Metabolic enzymes are involved in acquired resistance to EGFR-TKIs in NSCLC treatment. Therefore, targeting key metabolic enzymes may represent a promising strategy for overcoming EGFR-TKI resistance in NSCLC targeted therapy [23, 24]. Our previous work identified a novel PGAM1 allosteric inhibitor, HKB99, which blocks the function of PGAM1, suppresses tumor growth and metastasis and overcomes erlotinib resistance in NSCLC by impacting both PGAM1’s metabolic activity and its non-metabolic function. Furthermore, HKB99 preferentially inhibits cell growth and induces more apoptosis in erlotinib-resistant HCC827ER cells than is observed in their parental HCC827 cells [19]. Here, we found that HKB99 preferentially inhibited invasive pseudopodia formation and increased the level of PAI-2 to a greater extent in HCC827ER cells than it did in parental HCC827 cells (Fig. 3b), which reveals a role of PAI-2 in regulating the sensitivity of erlotinib-resistant NSCLC cells to PGAM1 inhibitors. However, the specific signaling pathway contributing to the upregulation of PAI-2 by treatment with allosteric PGAM1 inhibitors still needs further investigation.

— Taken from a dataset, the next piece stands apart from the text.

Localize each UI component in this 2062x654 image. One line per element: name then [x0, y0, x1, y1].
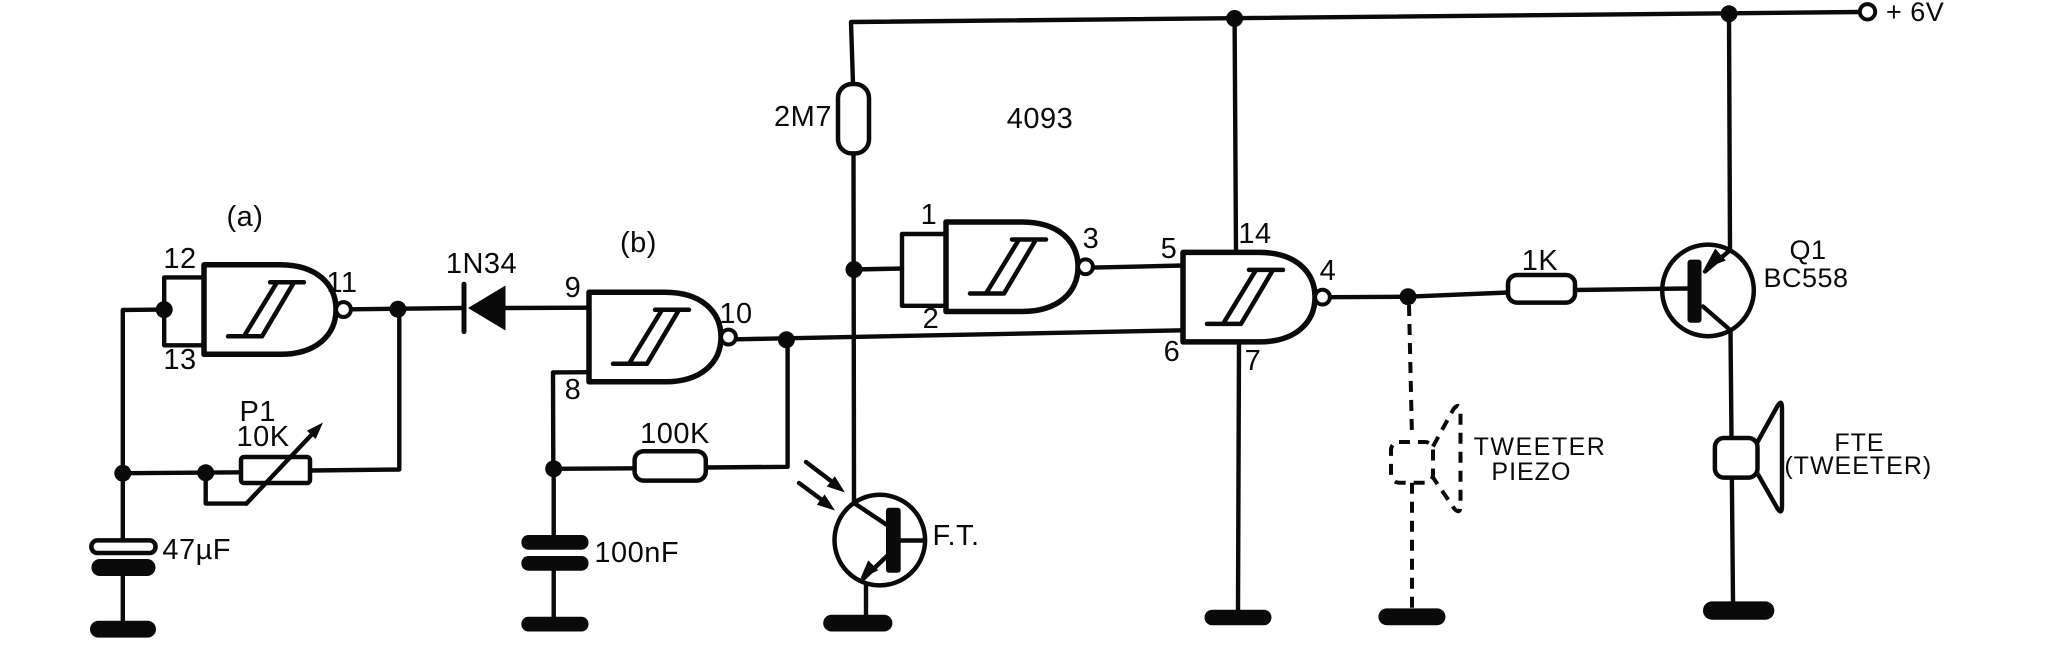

Previous work has reported that aberrant PGAM1 levels correlate with poor prognosis in NSCLC patients [16, 19, 25], whereas low expression of PAI-2 correlates with reduced survival in patients with lung adenocarcinomas [10]. Here, we observed that NSCLC patients with PGAM1high vs. PAI-2low had poorer prognosis than those with PGAM1low vs. PAI-2high expression (P = 0.0641; Fig. S3), which we determined using a combined survival analysis of an NSCLC cohort composed of 500 individuals containing PGAM1 and PAI-2 mRNA data, in which PGAM1 and PAI-2 expression was divided based on quartiles. Combined with the results from our current study, we conclude that it is worth exploring the clinical significance of PGAM1 and PAI-2 expression in EGFR-mutated lung cancer patients.

In conclusion, our study suggests that the downregulation of PAI-2 is associated with acquired resistance to erlotinib in NSCLC cells. Moreover, the induction of PAI-2 by HKB99 might be considered a potential biomarker for predicting the efficacy of the PGAM1 allosteric inhibitor in NSCLC therapy.